Sunday, August 31, 2008

Green green grass of home


I laid on the couch so long watching sports this afternoon I was in danger of getting bed sores, so I finally decided to get off my lazy butt and go cut the grass.

We don’t “mow the lawn” where I come from, we cut the grass. And I actually enjoy doing it. It’s good exercise, and it has given me an incredibly sexy farmer’s tan. I suppose I could do it with my shirt off, but I’d have to sell tickets to all the ladies in the neighborhood.

Stop laughing.

My grandmother, who just turned 97, told me not long ago that she hated it when she finally got too old to cut her own grass, because she liked the feeling of accomplishment she always got when she finished. She’s right. I can go to work and sit in meetings and listen to conference calls all day and go home feeling like I didn’t really do a durned thing.

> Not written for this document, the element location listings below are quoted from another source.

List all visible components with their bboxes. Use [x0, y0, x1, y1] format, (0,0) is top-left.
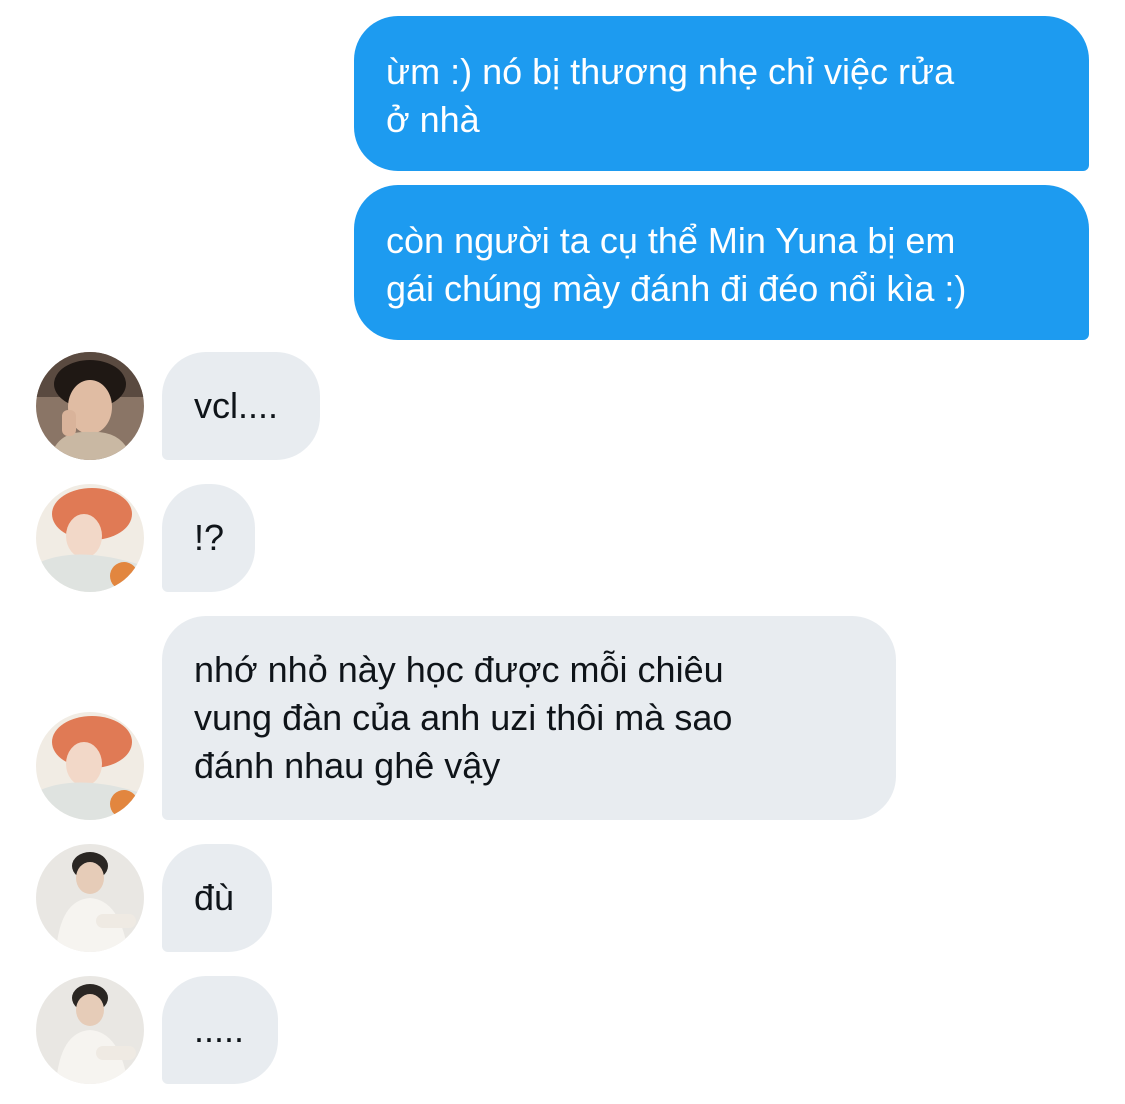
chat-conversation: ừm :) nó bị thương nhẹ chỉ việc rửa ở nh… — [0, 0, 1125, 1104]
sent-message-bubble[interactable]: ừm :) nó bị thương nhẹ chỉ việc rửa ở nh… — [354, 16, 1089, 171]
white-outfit-avatar[interactable] — [36, 844, 144, 952]
orange-hair-avatar[interactable] — [36, 712, 144, 820]
received-message-bubble[interactable]: !? — [162, 484, 255, 592]
dark-hair-hoodie-avatar[interactable] — [36, 352, 144, 460]
received-message-bubble[interactable]: nhớ nhỏ này học được mỗi chiêu vung đàn … — [162, 616, 896, 820]
white-outfit-avatar[interactable] — [36, 976, 144, 1084]
received-message-bubble[interactable]: ..... — [162, 976, 278, 1084]
received-message-bubble[interactable]: vcl.... — [162, 352, 320, 460]
received-message-bubble[interactable]: đù — [162, 844, 272, 952]
orange-hair-avatar[interactable] — [36, 484, 144, 592]
sent-message-bubble[interactable]: còn người ta cụ thể Min Yuna bị em gái c… — [354, 185, 1089, 340]
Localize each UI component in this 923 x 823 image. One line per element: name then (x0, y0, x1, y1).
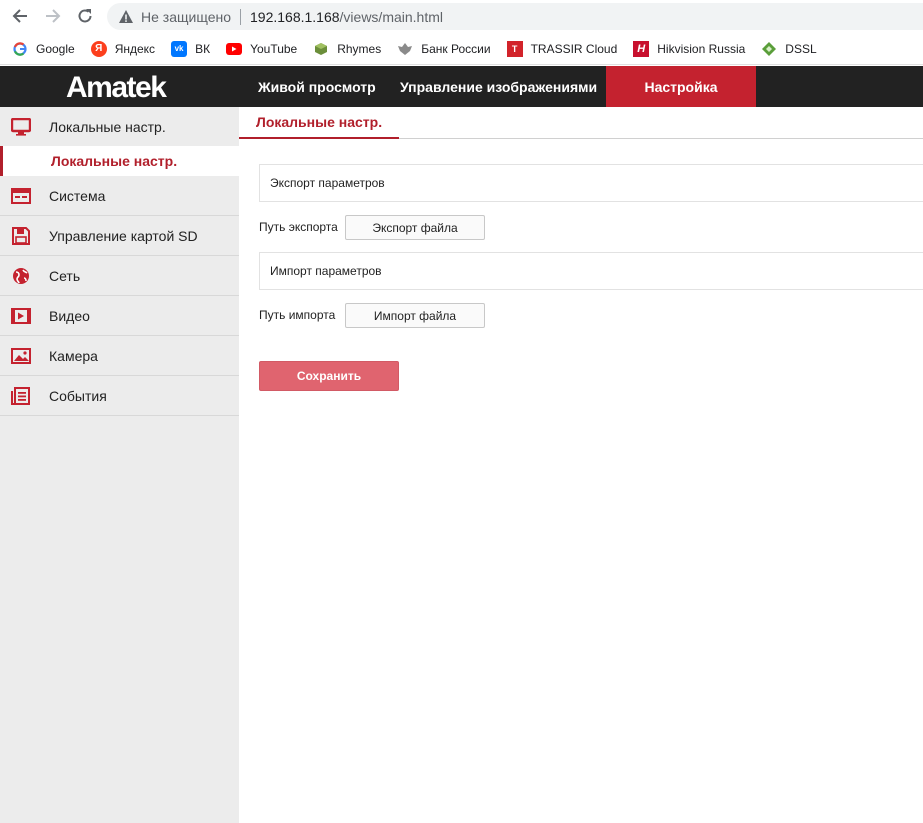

But when I finish cutting the grass, I can stand there and gaze at it proudly, admiring the neatly-cut lines, the smooth surface of the grass, and my chest swells with pride. Michelangelo probably felt the same way when he finished painting the ceiling of the Sistine Chapel. The difference is, he didn’t have to do it again one week later.

I take a lot of pride in how my yard looks, and I tend to think unfavorably about a man who lets his get to looking bad. There are many such people in my own neighborhood, including my next door neighbor, who is either agoraphobic or allergic to the sun. His grass gets so high, you could hide bowling balls in there.

Then there are the neighbors up the street who do cut the grass, except for the patch under the car that has been sitting in their front yard for, oh, two months. Perhaps this is a custom in their home country, along with leaving the Christmas decorations up past Valentine’s Day.

I use a push mower, since my yard isn’t all that big, but it makes me feel like less of a man, because a real man needs a good riding lawn mower. I recall the first time my dad let me cut the grass on our riding mower. I felt all grown up, and it was like I was driving a car, except it only went about 3 miles per hour. It was a thrill to get up on that thing and go around the yard.

Then we moved to the country, and the size of our yard grew exponentially. My mother always said my daddy had “taken in too much yard,” and she was right. It took a good three hours to cut that grass, even on a souped-up mini tractor with a blade attachment. The thrill was gone.

I do about 90 percent of the grass-cutting at my house, occasionally “allowing” my son to help out. My wife never cuts the grass, nor do I want her to. I have a few firmly-held principles, and one of them is you don’t let your woman cut the grass. This may be sexist of me, but she’s never complained.

It’s not that I don’t think she could handle it, I just don’t believe in it. Now, occasionally, when you’re riding through the country, you’ll see a redneck woman up on a riding lawn mower wearing her Rebel flag bikini, and I suppose that’s all right. But for the most part, it should be a man’s job. I will let her blow the clippings off the driveway once in awhile. Never let it be said I’m not magnanimous.

I do some of my best thinking when I’m out there cutting the grass. I was lost deep in thought one day several years ago, and didn’t realize I had just run the mower over a yellow jackets’ nest in the ground on the side of the house. About 20 stings later, I hopped back outside, cranked her up and finished the job.

Can’t have the neighbors thinking bad about me, you know.